I have a question regarding the “PERWT” variable in ACS. Based on the description, “PERWT is a 6-digit numeric variable which indicates how many persons in the U.S. population are represented by a given person in an IPUMS sample”. My questions are:
it should be a frequency weight instead of a probability weight correct?
I want to examine how some independent factor is affecting employment, can I use the individual-level perwt as an indication for employment? Or I can only aggregate perwt to certain levels to get an aggregated employment estimate?
PERWT should be treated as a probability (a.k.a. sampling) weight since it is the result of random sampling from a population without replacement. Pweights represent the probability that an observation was selected into the sample from the population. Frequency weights on the other hand are used when you have multiple identical rows in the data; they also must be integers. This OARC post is a helpful guide to weights in Stata. Which type of weight you use (pweight, fweight, etc.) in Stata will affect your confidence intervals and standard errors, but will not affect frequencies or point estimates.

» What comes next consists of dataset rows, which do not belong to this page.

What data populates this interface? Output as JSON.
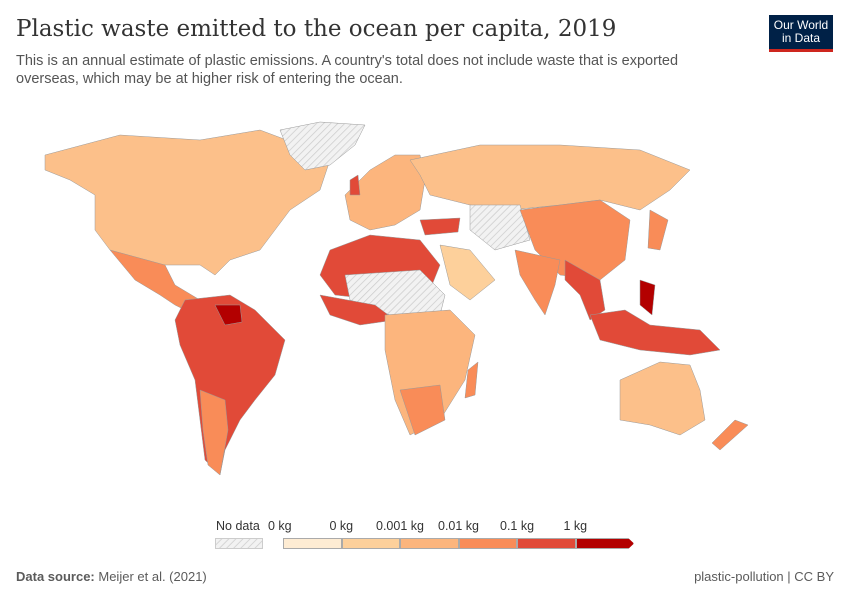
{
  "header": {
    "title": "Plastic waste emitted to the ocean per capita, 2019",
    "subtitle": "This is an annual estimate of plastic emissions. A country's total does not include waste that is exported overseas, which may be at higher risk of entering the ocean.",
    "logo": "Our World in Data"
  },
  "legend": {
    "no_data": "No data",
    "bins": [
      {
        "label": "0 kg",
        "color": "#feecd3"
      },
      {
        "label": "0 kg",
        "color": "#fdd09b"
      },
      {
        "label": "0.001 kg",
        "color": "#fcb57d"
      },
      {
        "label": "0.01 kg",
        "color": "#f98c58"
      },
      {
        "label": "0.1 kg",
        "color": "#e14a38"
      },
      {
        "label": "1 kg",
        "color": "#b30000"
      }
    ]
  },
  "footer": {
    "source_label": "Data source:",
    "source": "Meijer et al. (2021)",
    "right": "plastic-pollution | CC BY"
  }
}
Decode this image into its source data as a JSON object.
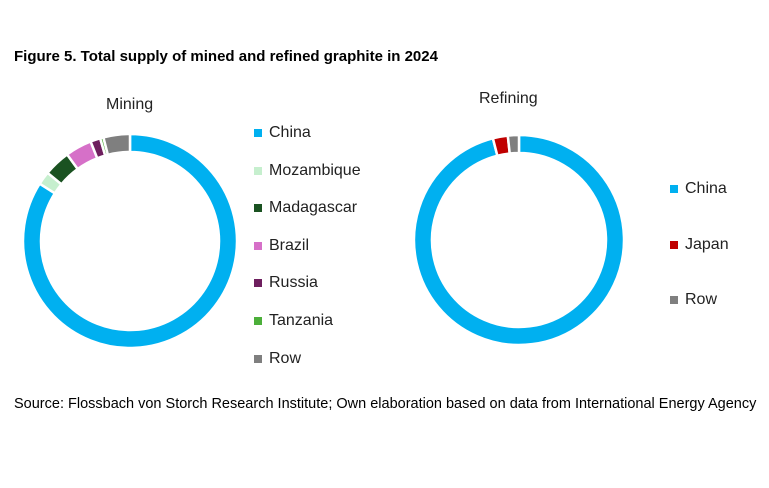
{
  "chart_data": [
    {
      "type": "pie",
      "subtype": "donut",
      "title": "Mining",
      "categories": [
        "China",
        "Mozambique",
        "Madagascar",
        "Brazil",
        "Russia",
        "Tanzania",
        "Row"
      ],
      "values": [
        84,
        2,
        4,
        4,
        1.5,
        0.5,
        4
      ],
      "colors": [
        "#00B0F0",
        "#C6EFCE",
        "#1A5221",
        "#D670C8",
        "#6E1F5E",
        "#4CAF3A",
        "#7F7F7F"
      ],
      "legend": "right"
    },
    {
      "type": "pie",
      "subtype": "donut",
      "title": "Refining",
      "categories": [
        "China",
        "Japan",
        "Row"
      ],
      "values": [
        96,
        2.3,
        1.7
      ],
      "colors": [
        "#00B0F0",
        "#C00000",
        "#7F7F7F"
      ],
      "legend": "right"
    }
  ],
  "title": "Figure 5. Total supply of mined and refined graphite in 2024",
  "source": "Source: Flossbach von Storch Research Institute; Own elaboration based on data from International Energy Agency"
}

I’m not exactly sure what you mean by using PERWT as an indication for employment. EMPSTAT is the variable most commonly used to determine individuals’ employment status. You can run an analysis to see how your independent factor affects EMPSTAT with data weighted using PERWT. Once you weigh estimates of employment correctly, then you will have a nationally representative estimate. If you’re using Stata, you will want to svyset your data and then run your analysis using the svy prefix. You can also set weights in other ways. Try typing “help [command]” into the console and searching the help document for “weight” to see how to incorporate weights into a given command or line of code. Note that when using ACS data, replicate weights are necessary to estimate empirically derived standard errors or confidence intervals. Sample code for Stata, R, and SAS is provided in this IPUMS user guide. In Stata, you might run:
svyset [pweight=perwt], vce(brr) brrweight(repwtp1-repwtp80) fay(.5)mse
svy: reg empstat your_independent_factor
You may also find these IPUMS data training exercises helpful. They provide sample analyses with questions, answers, and code for a number of statistical software packages.
Hi Ivan, thank you so much for your detailed response. Clarification of using PERWT as an indication for employment, I read in a paper that they use the aggregated person weights (such as aggregate at state level: collapse (rawsum) perwt, by(statefip) as the dependent variable for employment count. So my understanding is that using empstat as the dependent variable is examining how would the independent variable affect the probability of one being employed or not; and using the aggregate personal weight as an indication for employment is examining how would the independent variable (at the aggregate state level) affect the employment count among all of the employed workers. I want to know whether using probability weight to achieve this is appropriate. Hope this makes sense:
Yes, you can aggregate PERWT to produce estimates of State-level employment. Which probability weight that you use will affect the standard errors of your estimates, but will not affect the aggregate sum of PERWT by State. While estimates on the State level might include enough observations such that standard errors are very small, I would still recommend using a statistical command (such as svy) to calculate weighted summary measures.
Note that your estimates will differ from official statistics published by the Bureau of Labor Statistics. To replicate published BLS labor force estimates, you will need to download data from the Current Population Survey (IPUMS CPS) and use COMPWT to increase reliability of estimates of month-to-month changes. Finally, you may also be interested in looking at IPUMS NHGIS, which provides access to geographically aggregated ACS summary tables produced by Census Bureau on a wide range of topics (including employment).